The Financial Accounting Standards Board is the organization responsible for setting the standards that all accountants should follow. In June 2013, the organization announced a new plan that would affect those working in insurance accounting. Though those new standards won't go into effect until 2018, the announcement of the new policy led to questions and concerns from those working in the accounting world.

 

According to Elizabeth Festa, the new standards will apply to any insurance contract, including those issued by companies that do not specialize in insurance. The accounting standards require accountants to look at the cash flow of the company and ensure that all claims are covered four times a year, regardless of when the company pays out on a claim. For example, if you issue a claim worth $100,000, you must account for $25,000 of that claim every quarter, even if your company won't pay on the claim for several years.

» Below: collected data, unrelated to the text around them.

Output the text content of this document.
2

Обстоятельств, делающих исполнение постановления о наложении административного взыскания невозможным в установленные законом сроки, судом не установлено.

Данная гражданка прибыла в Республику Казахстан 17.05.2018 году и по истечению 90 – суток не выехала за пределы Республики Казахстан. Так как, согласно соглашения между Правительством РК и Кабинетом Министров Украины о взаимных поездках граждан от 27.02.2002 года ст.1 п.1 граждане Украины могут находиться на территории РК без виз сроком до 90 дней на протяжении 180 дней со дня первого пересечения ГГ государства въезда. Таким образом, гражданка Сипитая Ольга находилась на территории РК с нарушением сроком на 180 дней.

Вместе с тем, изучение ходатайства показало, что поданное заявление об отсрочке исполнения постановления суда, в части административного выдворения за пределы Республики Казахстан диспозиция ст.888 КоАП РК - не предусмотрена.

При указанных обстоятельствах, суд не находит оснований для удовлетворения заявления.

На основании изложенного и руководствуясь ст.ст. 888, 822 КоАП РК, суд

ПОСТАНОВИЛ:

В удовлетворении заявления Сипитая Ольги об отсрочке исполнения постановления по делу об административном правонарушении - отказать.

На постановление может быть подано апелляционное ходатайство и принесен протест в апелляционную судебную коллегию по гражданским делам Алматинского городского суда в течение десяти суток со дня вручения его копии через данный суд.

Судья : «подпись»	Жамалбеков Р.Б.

The US Generally Accepted Accounting Principles do not currently have the same requirements with regards to insurance accounting, but the FASB hopes that these accounting standards will go global in the coming years.

 

The new standards will apply to all companies working in insurance accounting, including banks and service providers. When the standards were first announced, accountants wondered what this held for the future. Many questioned how American companies could compete with overseas insurers who don't follow the same standards. However, the announcement that international markets would use the same set of standards has made most view the changes in a positive light.

 

When you sell life insurance, you take on the risk that your client might die earlier than estimated, and when you offer bank loans, you accept that some borrowers will default on those loans. The new changes to insurance accounting won't change the way the system handles credit swaps, situations in which one person takes over the loan of another, but it will affect how life insurance companies operate. These companies can no longer credit premiums and payments when customers make those payments; instead, they can only credit accounts once payouts on the policies have been made. This means that you cannot use one client's money to pay off the account of another because you must keep the funds separate. Those working in insurance accounting note that this might limit the resources of life insurance and health insurance providers.

 

The FASB has introduced these changes to how companies report money paid by clients in the hopes of creating a standardized system around the world. These changes to standard accounting principles will change the way your company handles insurance accounting.